ZINE: Never Surrender – A History of the Antifascist Skinhead Movement

This zine collects two essays that explore the inherently anti-racist roots of skinhead and punk culture. The first essay, “A History of Skinhead Culture (And How Nazis Appropriated It)” provides a great introduction to skinhead culture and its working class Jamaican and English immigrant roots. Largely, this essay argues against the false stereotype that punk is simply a white culture, reminding us that it was started by Black and POC musicians. The second essay, written by R.A.S.H. Guadalajara & Mutuo Producciones, unavailable online until now, chronicles the rise of S.H.A.R.P. (Skinheads Against Racial Prejudice) and R.A.S.H. (Red & Anarchist Skinheads) within the punk and skinhead subcultures as a militant accompaniment to political and cultural anti-fascist organizing.

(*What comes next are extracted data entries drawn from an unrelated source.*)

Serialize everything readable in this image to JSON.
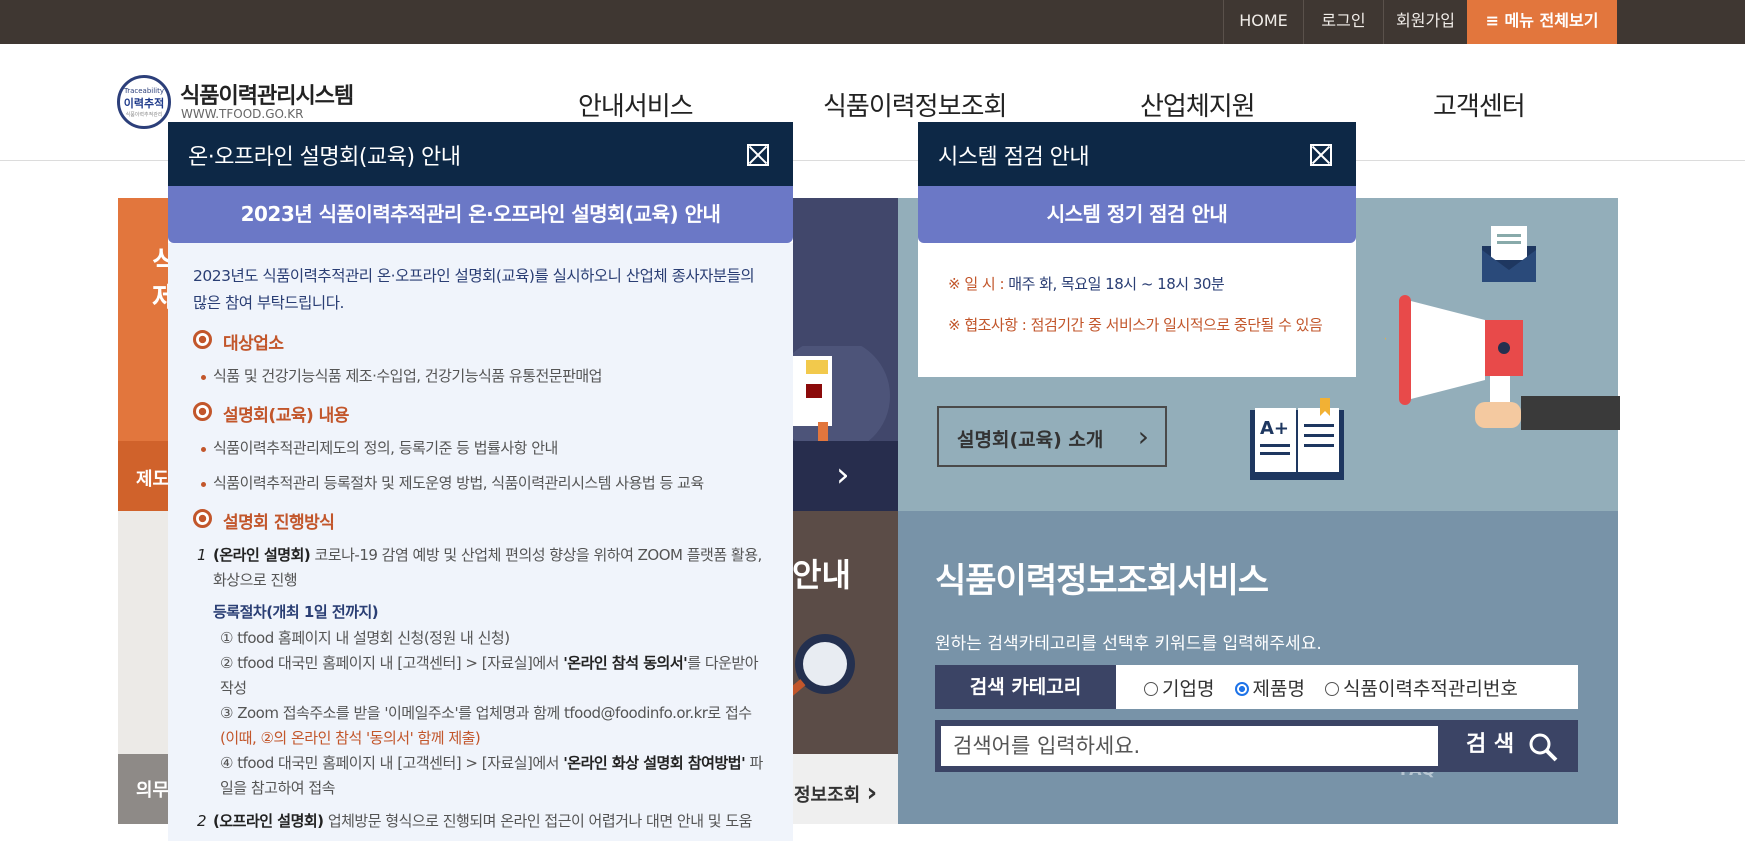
{
  "topbar": {
    "home": "HOME",
    "login": "로그인",
    "signup": "회원가입",
    "menu_all": "메뉴 전체보기",
    "menu_icon": "≡"
  },
  "header": {
    "logo_badge_top": "Traceability",
    "logo_badge_main": "이력추적",
    "logo_badge_bottom": "식품이력추적관리",
    "logo_title": "식품이력관리시스템",
    "logo_url": "WWW.TFOOD.GO.KR",
    "nav": [
      "안내서비스",
      "식품이력정보조회",
      "산업체지원",
      "고객센터"
    ]
  },
  "background": {
    "orange_text": "식\n제",
    "orange_bar_label": "제도",
    "grey_bottom_label": "의무",
    "brown_title": "안내",
    "brown_bottom_label": "정보조회",
    "intro_button": "설명회(교육) 소개",
    "faq_label": "FAQ",
    "service_title": "식품이력정보조회서비스",
    "service_desc": "원하는 검색카테고리를 선택후 키워드를 입력해주세요.",
    "search_category_label": "검색 카테고리",
    "search_options": [
      "기업명",
      "제품명",
      "식품이력추적관리번호"
    ],
    "search_selected": "제품명",
    "search_placeholder": "검색어를 입력하세요.",
    "search_button": "검 색"
  },
  "popup_education": {
    "title": "온·오프라인 설명회(교육) 안내",
    "band": "2023년 식품이력추적관리 온·오프라인 설명회(교육) 안내",
    "intro": "2023년도 식품이력추적관리 온·오프라인 설명회(교육)를 실시하오니 산업체 종사자분들의 많은 참여 부탁드립니다.",
    "sec1_title": "대상업소",
    "sec1_items": [
      "식품 및 건강기능식품 제조·수입업, 건강기능식품 유통전문판매업"
    ],
    "sec2_title": "설명회(교육) 내용",
    "sec2_items": [
      "식품이력추적관리제도의 정의, 등록기준 등 법률사항 안내",
      "식품이력추적관리 등록절차 및 제도운영 방법, 식품이력관리시스템 사용법 등 교육"
    ],
    "sec3_title": "설명회 진행방식",
    "online_num": "1",
    "online_label": "(온라인 설명회)",
    "online_text": " 코로나-19 감염 예방 및 산업체 편의성 향상을 위하여 ZOOM 플랫폼 활용, 화상으로 진행",
    "reg_title": "등록절차(개최 1일 전까지)",
    "step1": "① tfood 홈페이지 내 설명회 신청(정원 내 신청)",
    "step2_a": "② tfood 대국민 홈페이지 내 [고객센터] > [자료실]에서 ",
    "step2_b": "'온라인 참석 동의서'",
    "step2_c": "를 다운받아 작성",
    "step3_a": "③ Zoom 접속주소를 받을 '이메일주소'를 업체명과 함께 tfood@foodinfo.or.kr로 접수",
    "step3_note": "(이때, ②의 온라인 참석 '동의서' 함께 제출)",
    "step4_a": "④ tfood 대국민 홈페이지 내 [고객센터] > [자료실]에서 ",
    "step4_b": "'온라인 화상 설명회 참여방법'",
    "step4_c": " 파일을 참고하여 접속",
    "offline_num": "2",
    "offline_label": "(오프라인 설명회)",
    "offline_text": " 업체방문 형식으로 진행되며 온라인 접근이 어렵거나 대면 안내 및 도움"
  },
  "popup_system": {
    "title": "시스템 점검 안내",
    "band": "시스템 정기 점검 안내",
    "row1_label": "※ 일 시 : ",
    "row1_value": "매주 화, 목요일 18시 ~ 18시 30분",
    "row2_label": "※ 협조사항 : ",
    "row2_value": "점검기간 중 서비스가 일시적으로 중단될 수 있음"
  }
}
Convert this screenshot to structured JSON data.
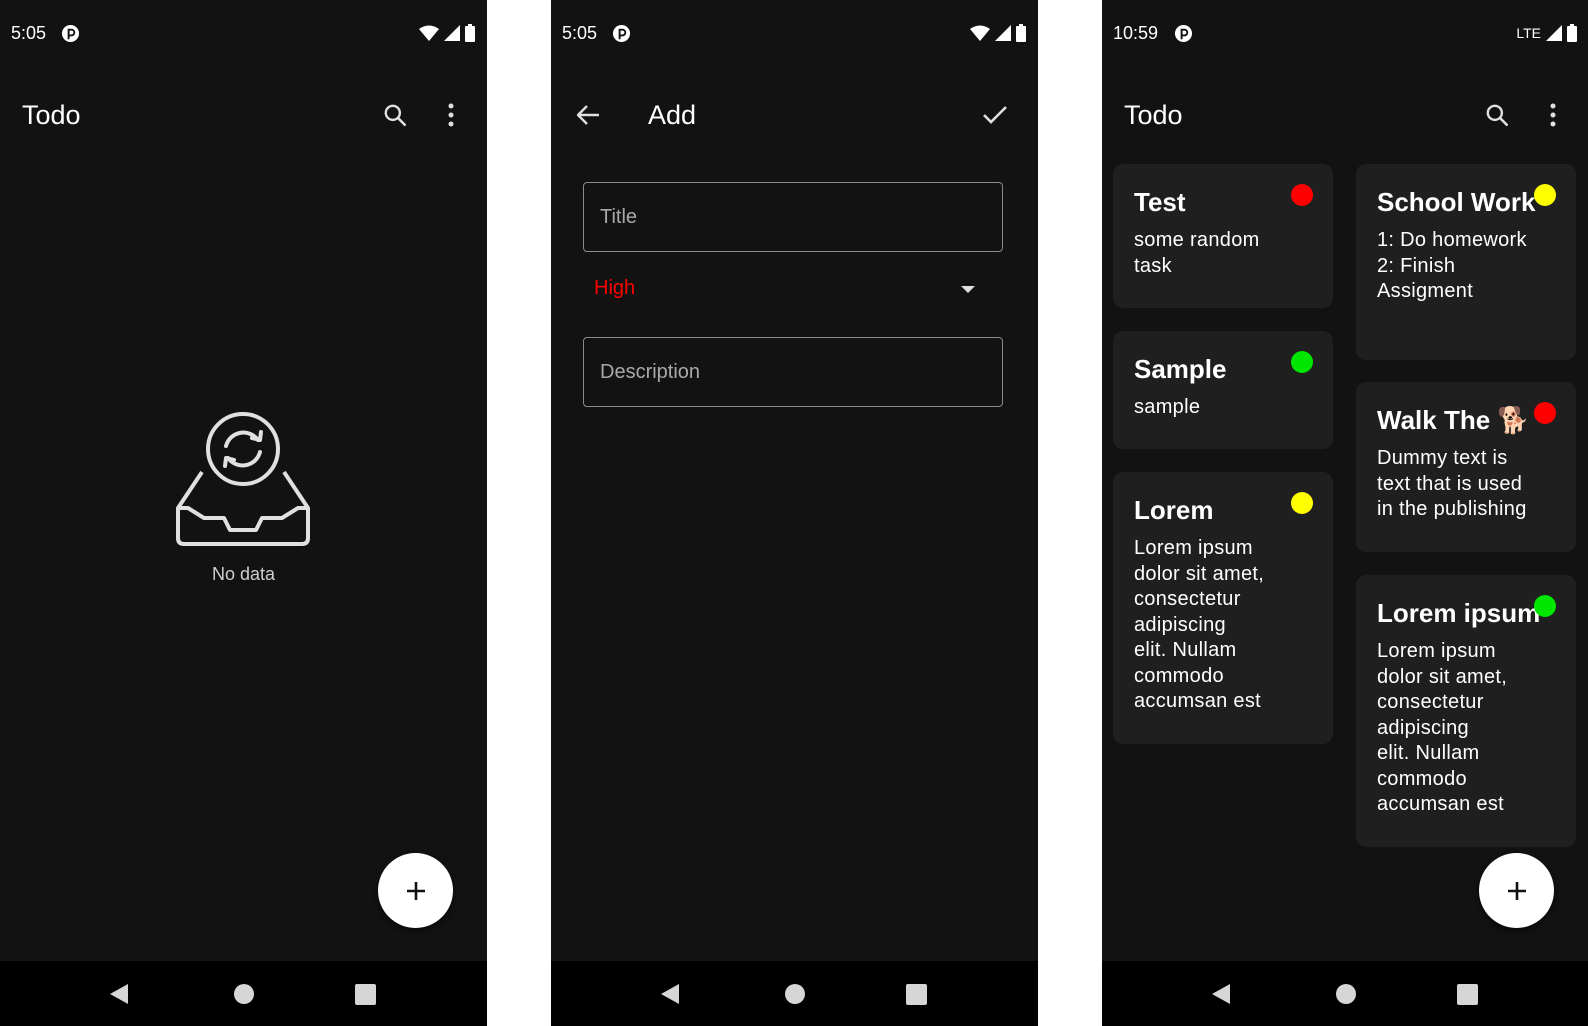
{
  "colors": {
    "background": "#121212",
    "card": "#1f1f1f",
    "navbar": "#000000",
    "priority_high": "#ff0000",
    "priority_medium": "#ffff00",
    "priority_low": "#00e600"
  },
  "screens": [
    {
      "status_time": "5:05",
      "appbar": {
        "title": "Todo",
        "search_icon": "search-icon",
        "menu_icon": "more-vert-icon"
      },
      "empty_state": {
        "icon": "empty-inbox-icon",
        "text": "No data"
      },
      "fab_icon": "add-icon"
    },
    {
      "status_time": "5:05",
      "appbar": {
        "title": "Add",
        "back_icon": "arrow-back-icon",
        "confirm_icon": "check-icon"
      },
      "form": {
        "title_placeholder": "Title",
        "priority_selected": "High",
        "description_placeholder": "Description"
      }
    },
    {
      "status_time": "10:59",
      "network_label": "LTE",
      "appbar": {
        "title": "Todo",
        "search_icon": "search-icon",
        "menu_icon": "more-vert-icon"
      },
      "fab_icon": "add-icon",
      "notes": [
        {
          "title": "Test",
          "description": "some random\ntask",
          "priority": "high"
        },
        {
          "title": "Sample",
          "description": "sample",
          "priority": "low"
        },
        {
          "title": "Lorem",
          "description": "Lorem ipsum\ndolor sit amet,\nconsectetur\nadipiscing\nelit. Nullam\ncommodo\naccumsan est",
          "priority": "medium"
        },
        {
          "title": "School Work",
          "description": "1: Do homework\n2: Finish\nAssigment",
          "priority": "medium"
        },
        {
          "title": "Walk The 🐕",
          "description": "Dummy text is\ntext that is used\nin the publishing",
          "priority": "high"
        },
        {
          "title": "Lorem ipsum",
          "description": "Lorem ipsum\ndolor sit amet,\nconsectetur\nadipiscing\nelit. Nullam\ncommodo\naccumsan est",
          "priority": "low"
        }
      ]
    }
  ]
}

Download zine here: https://1312press.noblogs.org/files/2021/09/Never-Surrender.pdf

ZINE: Rank & File Antiracism – Historicizing Punk and Rock Against Racism by Stuart Schrader, pictures by Syd Shelton

This zine explores the history of Rock Against Racism, an anti-racist music festival started in London in 1976 to add a cultural component to the fight against racism and fascism across England. Excerpts from the zine: Rock Against Racism, founded in London in 1976, was an effort to reorient pop music toward a substantive commitment to antiracism, which included concerts, fanzines, records, and mass protest, as well as support for self-defense against street violence by the Far Right.

Rock Against Racism demanded that music, particularly punk and reggae, not be escapes from the everyday, the street, and politics, but be deeply informed by and answerable to these domains. Rock Against Racism attempted to make explicit the implicit promise of agency and social transformation that punk rock’s inchoate subcultural rebellion promised. These upstarts were trying to prove that punk aesthetics and antiracist political organizing might cohere. To them, popular culture mattered, it was vibrant, and it was politically up for grabs. Practically, according to Syd Shelton, a member of the organizing committee and RAR’s most prolific photographer, “The SWP did supply troops on the ground: people to put out leaflets; put up posters; sell badges and our fanzine.”

As a result of these efforts, circulation of Temporary Hoarding peaked at over twelve thousand copies, and more than one hundred thousand people attended each of the two London “carnivals” RAR organized in 1978. Thompson’s fellow social historian Raphael Samuel described the first RAR carnival as “the most working-class demonstration I have been on” and a unique enough event “to have sensibly changed the climate of public opinion.”